Worker Queues for near real term post processing based on API Providers

satya - 12/17/2013 9:44:17 AM

Problem

There is a server out there that wants to process consume or process a payload or a message.

A simple approach is to call that API in real time. However the server may be down when the caller is trying. So the server needs to call again by keeping a status including how many times the retries have been performed.

The simple approach gets interesting when there are multiple machines trying to do that work and trying to contact the server. Then each worker needs to tell the other worker that a particular message is already claimed.

Further the source needs to know, over time, the status of each work item and how many times it has been tried and if it is successful or not.

Also one has to investigate can the server allow parallel processing of these API calls? or do they need to be sequential. if parallelism is allowed, what is the optimal parallel load. Will the parallelism be done by multiple threads or multiple machines?

Of course typically this kind of problem is solved by sending an ftp overnight. which is essentially a short or (long) cut for queuing. That brings its own set of issues such as updating the source properly and potential for lot more errors. Will

satya - 12/17/2013 9:53:28 AM

Some common sense solutions

Ensure the server is multi-threaded.

Assume the messages doesn't need to be sequential and stateless

Have the source drop them in to a queue. Have the ability for the queue to spawn workers based on a number of policies including a)immediate b) timed with a threshold

Have the ability for worker threads or the queue to impact or update the status on the source.

Have the queue management to alter system level exceptions.

Have the ability to reque if the queue is to be damaged.

Have the ability to have multiple processes to que effectively.

make the queuing framework an abstraction allowing code to be written in a native language with no idea of a queue.

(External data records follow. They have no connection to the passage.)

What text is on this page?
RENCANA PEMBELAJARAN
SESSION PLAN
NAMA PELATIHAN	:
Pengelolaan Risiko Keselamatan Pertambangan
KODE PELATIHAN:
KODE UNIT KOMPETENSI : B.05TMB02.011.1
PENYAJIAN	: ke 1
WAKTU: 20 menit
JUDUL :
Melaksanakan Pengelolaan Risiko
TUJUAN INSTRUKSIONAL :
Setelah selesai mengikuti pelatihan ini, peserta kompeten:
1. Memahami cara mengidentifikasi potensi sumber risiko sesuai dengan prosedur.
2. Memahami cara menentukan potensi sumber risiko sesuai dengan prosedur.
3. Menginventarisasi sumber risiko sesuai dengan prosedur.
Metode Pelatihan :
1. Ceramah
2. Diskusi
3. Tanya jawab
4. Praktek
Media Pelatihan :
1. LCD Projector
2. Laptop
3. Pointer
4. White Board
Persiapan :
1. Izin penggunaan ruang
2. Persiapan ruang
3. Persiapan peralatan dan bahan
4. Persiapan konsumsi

Make the queuing declarative or configuration driven.

Run rules for source events or messages or database entities to be queued based on certain properties.

satya - 12/17/2013 9:53:43 AM

This pattern can replace ftp to provide near real time processing

This pattern can replace ftp to provide near real time processing

satya - 12/17/2013 9:53:53 AM

Loos for tools in this space.

Loos for tools in this space.

satya - 12/17/2013 9:57:16 AM

Server needs for this to work well

Make functionality a real time service sending response back

Allow for single message or multiple messages in the payload of the API

Make the API object centric and not XML centric

where possible declare meta APIs to declare optimum server loads, times, parallelism so that client can configure themselves.

satya - 12/17/2013 9:58:42 AM

Advantages

Provides near real time processing

This keeps servers clean and simple to write

Less prone to errors as there are fewer points of failure

Allows parallel load balanced servers

satya - 12/17/2013 10:04:38 AM

Some drawbacks

It pushes the work to the client

At the expense of simple, it can throttle servers for scale

A message pattern may be better for servers that require total scale

satya - 12/17/2013 10:07:01 AM

Wonder....why not use the queuing on the server??

What if the client simply sends a message and server queues it! You still need a queue then because server may not be available.

needs more thought.....

satya - 12/17/2013 10:17:15 AM

I will be doing more research on this and post what I find....

I will be doing more research on this and post what I find....

satya - 12/17/2013 10:42:50 AM

Some alternative patterns


ftp
Serverside queuing
Message based

satya - 12/17/2013 10:49:00 AM

Challenge

How can multiple processes arrange a set of objects into a queue.